У нас было пять рабочих – два старика, трое молодых. И надо отдать им должное: работали они как черти. Так мы их купили своими байками о кладах. Когда мы рассказывали им о Венере Милосской, о золотом саркофаге Тутанхамона, о сокровищах Елены Прекрасной, у них загорались глаза и они вскрикивали, качали головами и становились как пьяные. А однажды я рассказал о том, что лет пятьсот тому назад в Риме по Аппиевой дороге откопали красавицу. Она лежала в гробу, но казалась живой. Румянец на щеках, тонкая нежная кожа, длинные ресницы, высокая девичья грудь. На ней был убор невесты. Красавицу перенесли в Ватикан и выставили напоказ. И вот началось паломничество. Приходили из самых дальних мест, и людей становилось все больше и больше. Ходили странные слухи. Женихи начали отказываться от невест и уходить на свидания к гробу. Кончилось все это тем, что по приказу папы гроб опять закопали в землю. Так вторично умерла красавица, пролежавшая тысячи лет в земле.

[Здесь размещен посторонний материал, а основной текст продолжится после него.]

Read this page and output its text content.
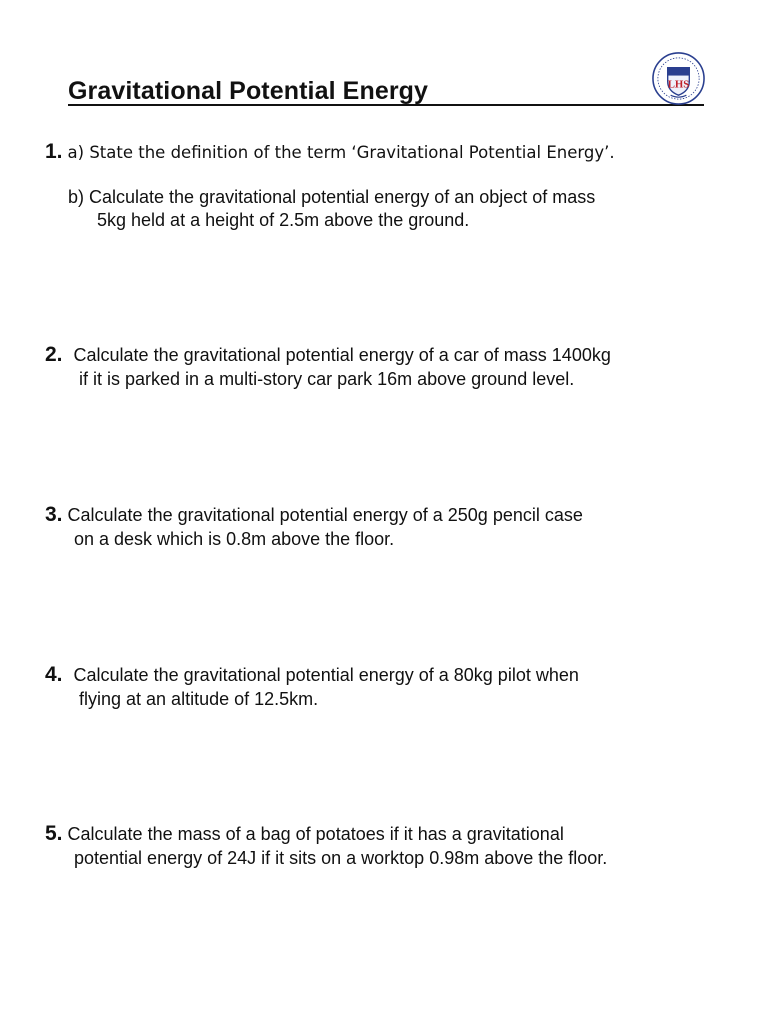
Gravitational Potential Energy	LHS
1. a) State the definition of the term ‘Gravitational Potential Energy’.
b) Calculate the gravitational potential energy of an object of mass
5kg held at a height of 2.5m above the ground.
2. Calculate the gravitational potential energy of a car of mass 1400kg
if it is parked in a multi-story car park 16m above ground level.
3. Calculate the gravitational potential energy of a 250g pencil case
on a desk which is 0.8m above the floor.
4. Calculate the gravitational potential energy of a 80kg pilot when
flying at an altitude of 12.5km.
5. Calculate the mass of a bag of potatoes if it has a gravitational
potential energy of 24J if it sits on a worktop 0.98m above the floor.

Когда я кончил рассказывать, Потапов махнул рукой и сказал:
– Ну, спящая царевна. Даже книжка такая есть. «Пушки с берега палят, кораблю пристать велят».
– Да нет же, – сказал я, – это не сказка.
– А что же это такое? – спросил бригадир презрительно. – Форменная бабья прибаутка, и все.
А самый молодой из наших рабочих – высокий, белокурый, тонколицый, его звали Козлом – покачал головой и тихо спросил:
– И неужели это все было?
Я сказал: да, было. Красавицу эту видел человек верный и тут же записал все в тетрадку; ни одна из его записей, кажется, никогда не оспаривалась.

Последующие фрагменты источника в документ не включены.